China’s dominance in LiPo batteries for drones reflects its overall dominance in Li-ion manufacturing. China controls approximately 75% of global lithium-ion capacity—the anode, cathode, electrolyte, and separator subcomponents as well as the assembly into a single unit. It dominates the manufacture of each of these subcomponents, producing over 85% of anodes and over 70% of cathodes, electrolytes, and separators. China also controls the extraction and refinement of minerals needed to make these subcomponents.

Again, this dominance was not inevitable. Most of the critical breakthroughs needed to invent and commercialize Li-ion batteries were made by scientists in North America and Japan. But in comparison to the US and Europe (at least until very recently), China has taken a proactive stance to coordinate, support, and co-invest with strategic industries to commercialize emerging technologies. China’s Ministry of Industry and Information Technology has been at pains to support these domestic industries.

The case of Li-ion batteries is not an isolated one. The shift to Chinese dominance in the underlying electronics for FPV drones coincides with the period beginning in 2000, when Shenzhen started to emerge as a global hub for low-cost electronics. This trend was amplified by US corporations from Apple, for which low-cost production in China has been essential, to General Electric, which also sought low-cost approaches to maintain the competitive edge of its products. The global nature of supply chains was seen as a strength for US companies, whose comparative advantage lay in the design and integration of consumer products (such as smartphones) with little or no relevance for national security. Only a small handful of “exquisite systems” essential for military purposes were carefully developed within the US. And even those have relied upon global supply chains.

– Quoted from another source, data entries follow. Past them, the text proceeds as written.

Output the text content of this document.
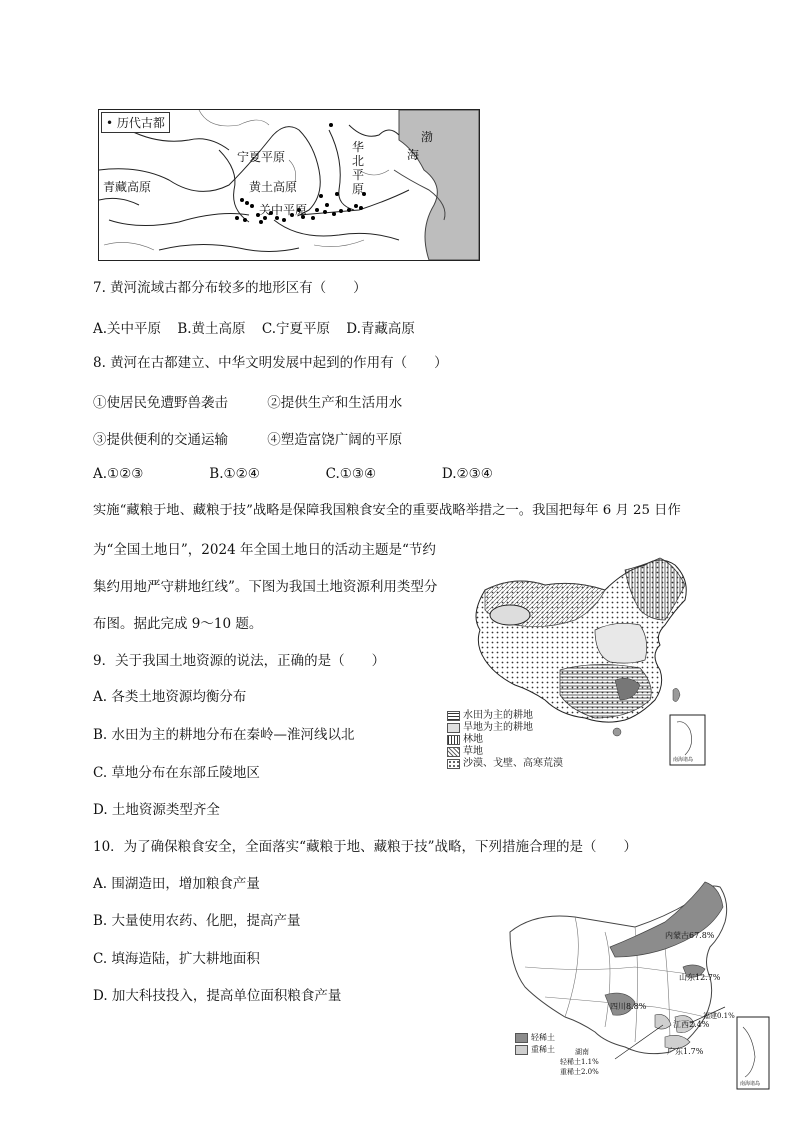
• 历代古都
青藏高原
宁夏平原
黄土高原
关中平原
华
北
平
原
渤
海
7. 黄河流域古都分布较多的地形区有（　　）
A.关中平原 B.黄土高原 C.宁夏平原 D.青藏高原
8. 黄河在古都建立、中华文明发展中起到的作用有（　　）
①使居民免遭野兽袭击	②提供生产和生活用水
③提供便利的交通运输	④塑造富饶广阔的平原
A.①②③	B.①②④	C.①③④	D.②③④
实施“藏粮于地、藏粮于技”战略是保障我国粮食安全的重要战略举措之一。我国把每年 6 月 25 日作
为“全国土地日”，2024 年全国土地日的活动主题是“节约
集约用地严守耕地红线”。下图为我国土地资源利用类型分
布图。据此完成 9～10 题。
南海诸岛
水田为主的耕地
旱地为主的耕地
林地
草地
沙漠、戈壁、高寒荒漠
9．关于我国土地资源的说法，正确的是（　　）
A. 各类土地资源均衡分布
B. 水田为主的耕地分布在秦岭—淮河线以北
C. 草地分布在东部丘陵地区
D. 土地资源类型齐全
10．为了确保粮食安全，全面落实“藏粮于地、藏粮于技”战略，下列措施合理的是（　　）
A. 围湖造田，增加粮食产量
B. 大量使用农药、化肥，提高产量
C. 填海造陆，扩大耕地面积
D. 加大科技投入，提高单位面积粮食产量
南海诸岛
内蒙古67.8%
山东12.7%
四川8.8%
江西2.4%
福建0.1%
广东1.7%
湖南
轻稀土1.1%
重稀土2.0%
轻稀土
重稀土
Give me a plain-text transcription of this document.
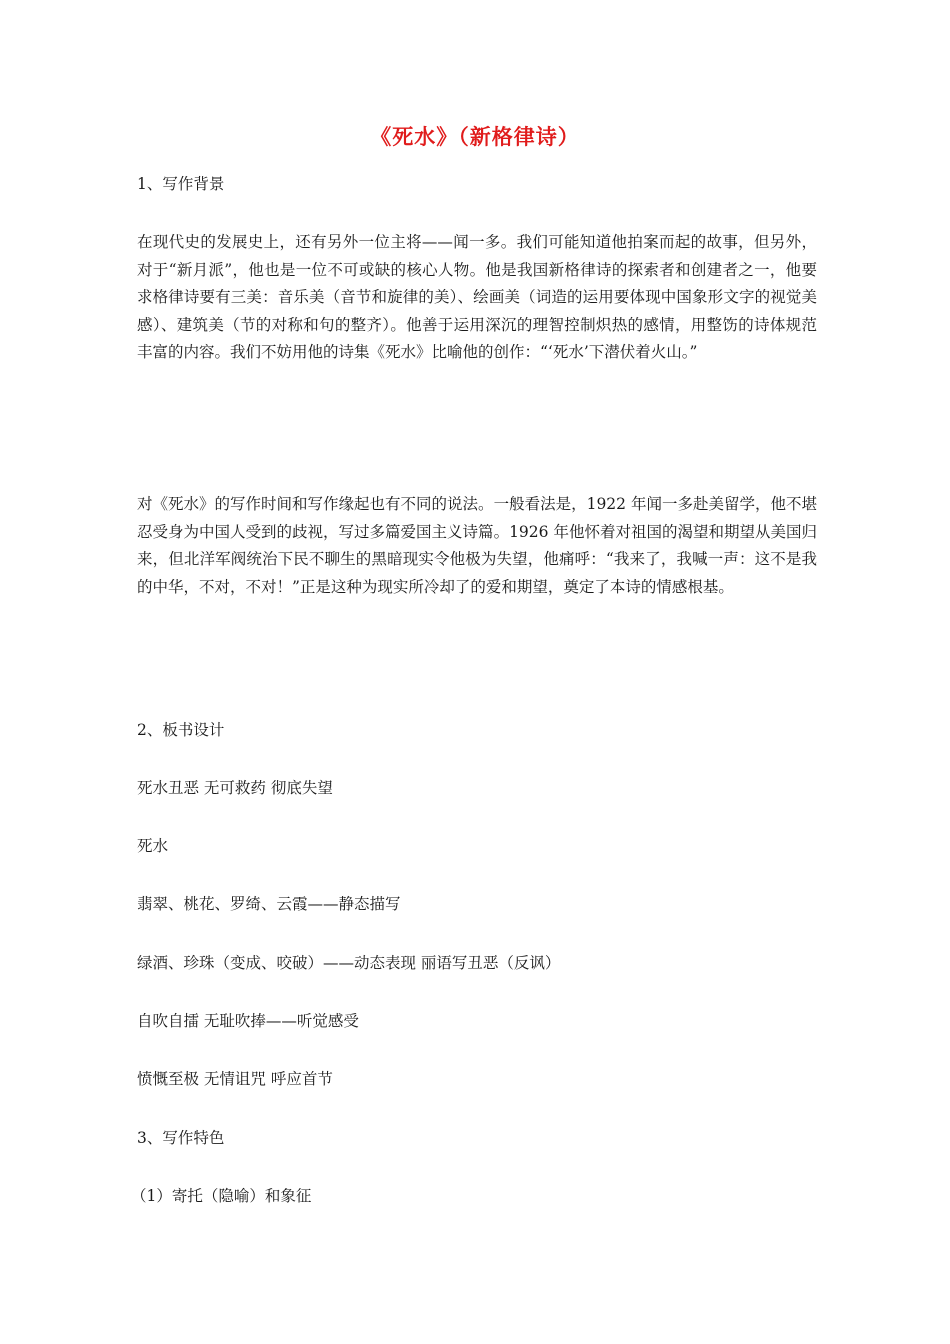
《死水》（新格律诗）
1、写作背景
在现代史的发展史上，还有另外一位主将——闻一多。我们可能知道他拍案而起的故事，但另外，对于“新月派”，他也是一位不可或缺的核心人物。他是我国新格律诗的探索者和创建者之一，他要求格律诗要有三美：音乐美（音节和旋律的美）、绘画美（词造的运用要体现中国象形文字的视觉美感）、建筑美（节的对称和句的整齐）。他善于运用深沉的理智控制炽热的感情，用整饬的诗体规范丰富的内容。我们不妨用他的诗集《死水》比喻他的创作：“‘死水’下潜伏着火山。”
对《死水》的写作时间和写作缘起也有不同的说法。一般看法是，1922 年闻一多赴美留学，他不堪忍受身为中国人受到的歧视，写过多篇爱国主义诗篇。1926 年他怀着对祖国的渴望和期望从美国归来，但北洋军阀统治下民不聊生的黑暗现实令他极为失望，他痛呼：“我来了，我喊一声：这不是我的中华，不对，不对！”正是这种为现实所冷却了的爱和期望，奠定了本诗的情感根基。
2、板书设计
死水丑恶 无可救药 彻底失望
死水
翡翠、桃花、罗绮、云霞——静态描写
绿酒、珍珠（变成、咬破）——动态表现 丽语写丑恶（反讽）
自吹自擂 无耻吹捧——听觉感受
愤慨至极 无情诅咒 呼应首节
3、写作特色
（1）寄托（隐喻）和象征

While the absence of the high-tech industrial capacity needed for economic security is easy to label, it is not simple to address. Doing so requires several interrelated elements, among them designing and incentivizing appropriate capital investments, creating and matching demand for a talented technology workforce, building robust industrial infrastructure, ensuring visibility into supply chains, and providing favorable financial and regulatory environments for on- and friend-shoring of production. This is a project that cannot be done by the public or the private sector alone. Nor is the US likely to accomplish it absent carefully crafted shared partnerships with allies and partners across both the Atlantic and the Pacific.

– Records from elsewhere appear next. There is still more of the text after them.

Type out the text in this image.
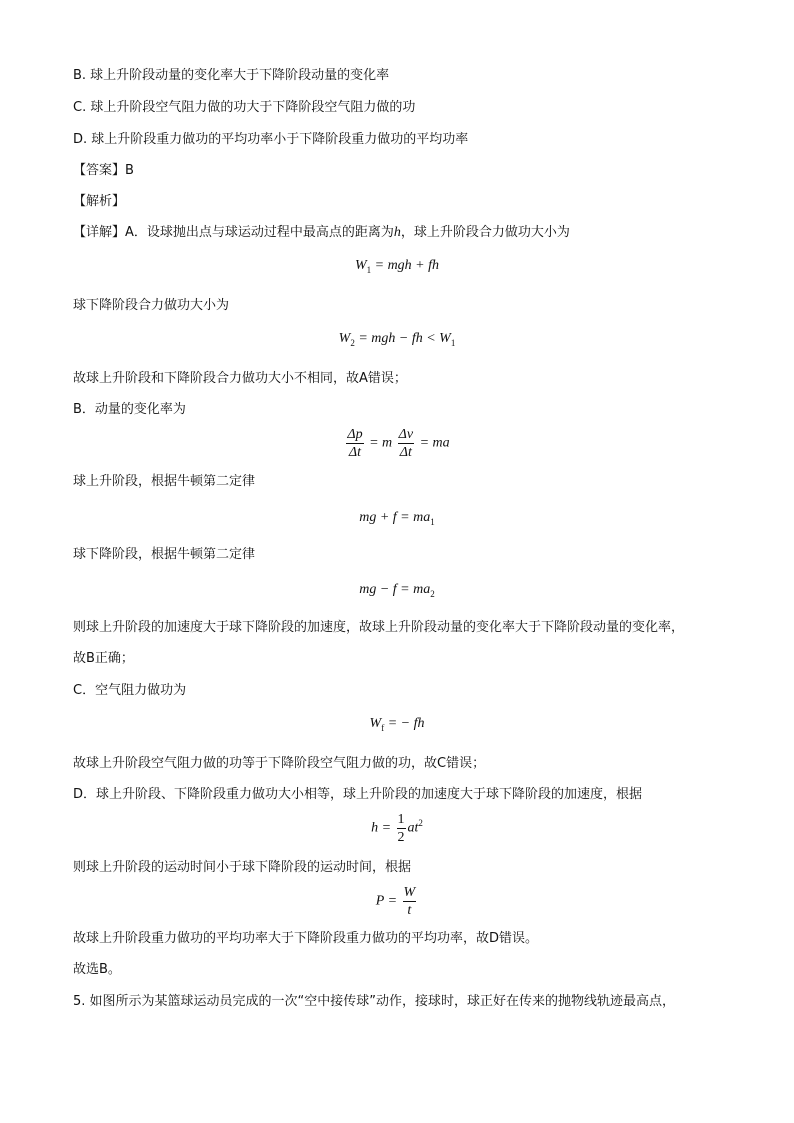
B. 球上升阶段动量的变化率大于下降阶段动量的变化率
C. 球上升阶段空气阻力做的功大于下降阶段空气阻力做的功
D. 球上升阶段重力做功的平均功率小于下降阶段重力做功的平均功率
【答案】B
【解析】
【详解】A．设球抛出点与球运动过程中最高点的距离为h，球上升阶段合力做功大小为
$W_1$ = mgh + fh
球下降阶段合力做功大小为
$W_2$ = mgh − fh < $W_1$
故球上升阶段和下降阶段合力做功大小不相同，故A错误；
B．动量的变化率为
$\frac{\Delta p}{\Delta t} = m \frac{\Delta v}{\Delta t}$ = ma
球上升阶段，根据牛顿第二定律
mg + $f = ma_1$
球下降阶段，根据牛顿第二定律
mg − $f = ma_2$
则球上升阶段的加速度大于球下降阶段的加速度，故球上升阶段动量的变化率大于下降阶段动量的变化率，
故B正确；
C．空气阻力做功为
$W_f$ = − fh
故球上升阶段空气阻力做的功等于下降阶段空气阻力做的功，故C错误；
D．球上升阶段、下降阶段重力做功大小相等，球上升阶段的加速度大于球下降阶段的加速度，根据
$h = \frac{1}{2} at^2$
则球上升阶段的运动时间小于球下降阶段的运动时间，根据
$P = \frac{W}{t}$
故球上升阶段重力做功的平均功率大于下降阶段重力做功的平均功率，故D错误。
故选B。
5. 如图所示为某篮球运动员完成的一次“空中接传球”动作，接球时，球正好在传来的抛物线轨迹最高点，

The opportunity to support today’s drones may have passed, but we do have the chance to build a strong industrial base to support tomorrow’s most critical technologies—not simply the eye-catching finished assemblies of autonomous vehicles, satellites, or robots but also their essential components. This will require attention to our manufacturing capabilities, our supply chains, and the materials that are the essential inputs. Alongside a shift in emphasis to our own domestic industrial base must come a willingness to plan and partner more effectively with allies and partners.

If we do so, we will transform decades of US and allied support for foundational science and technology into tomorrow’s industrial base vital for economic prosperity and national security. But to truly take advantage of this opportunity, we need to value and support our shared, long-term economic security. And this means rewarding patient investment in projects that take a decade or more, incentivizing high-capital industrial activity, and maintaining a determined focus on education and workforce development—all within a flexible regulatory framework.

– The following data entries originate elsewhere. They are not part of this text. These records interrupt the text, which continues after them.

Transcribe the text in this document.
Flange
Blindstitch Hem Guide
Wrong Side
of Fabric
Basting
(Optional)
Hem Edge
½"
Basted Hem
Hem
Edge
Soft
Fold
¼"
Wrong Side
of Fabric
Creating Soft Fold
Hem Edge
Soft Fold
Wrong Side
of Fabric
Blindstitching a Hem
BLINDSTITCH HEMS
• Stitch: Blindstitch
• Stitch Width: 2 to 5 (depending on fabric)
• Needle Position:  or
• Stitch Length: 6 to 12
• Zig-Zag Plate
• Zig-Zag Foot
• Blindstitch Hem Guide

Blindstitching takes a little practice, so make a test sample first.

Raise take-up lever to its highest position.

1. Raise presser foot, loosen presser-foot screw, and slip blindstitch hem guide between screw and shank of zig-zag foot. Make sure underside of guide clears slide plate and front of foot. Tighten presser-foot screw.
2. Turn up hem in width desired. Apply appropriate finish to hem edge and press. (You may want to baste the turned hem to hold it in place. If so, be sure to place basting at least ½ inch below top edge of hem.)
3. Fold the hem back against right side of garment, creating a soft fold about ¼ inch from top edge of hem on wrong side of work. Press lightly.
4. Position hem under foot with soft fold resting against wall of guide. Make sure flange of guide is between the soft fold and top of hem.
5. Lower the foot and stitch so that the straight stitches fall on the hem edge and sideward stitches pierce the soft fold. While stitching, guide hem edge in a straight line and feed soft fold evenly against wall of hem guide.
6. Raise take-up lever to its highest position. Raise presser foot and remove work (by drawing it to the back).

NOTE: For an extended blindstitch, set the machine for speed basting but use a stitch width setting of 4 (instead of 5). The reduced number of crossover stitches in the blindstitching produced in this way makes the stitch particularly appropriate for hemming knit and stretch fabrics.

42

Edlyn V. Levine is CEO and co-founder of a stealth-mode technology start up and an affiliate at MIT Sloan School of Management and the Department of Physics at Harvard University. Levine was co-founder and CSO of America’s Frontier Fund, and formerly Chief Technologist for the MITRE Corporation.

Fiona Murray is the William Porter (1967) Professor of Entrepreneurship at the MIT School of Management where she works at the intersection of critical technologies, entrepreneurship, and geopolitics. She is the Vice Chair of the NATO Innovation Fund—a multi-sovereign venture fund for defense, security and resilience, and served for a decade on the UK Prime Minister’s Council on Science and Technology.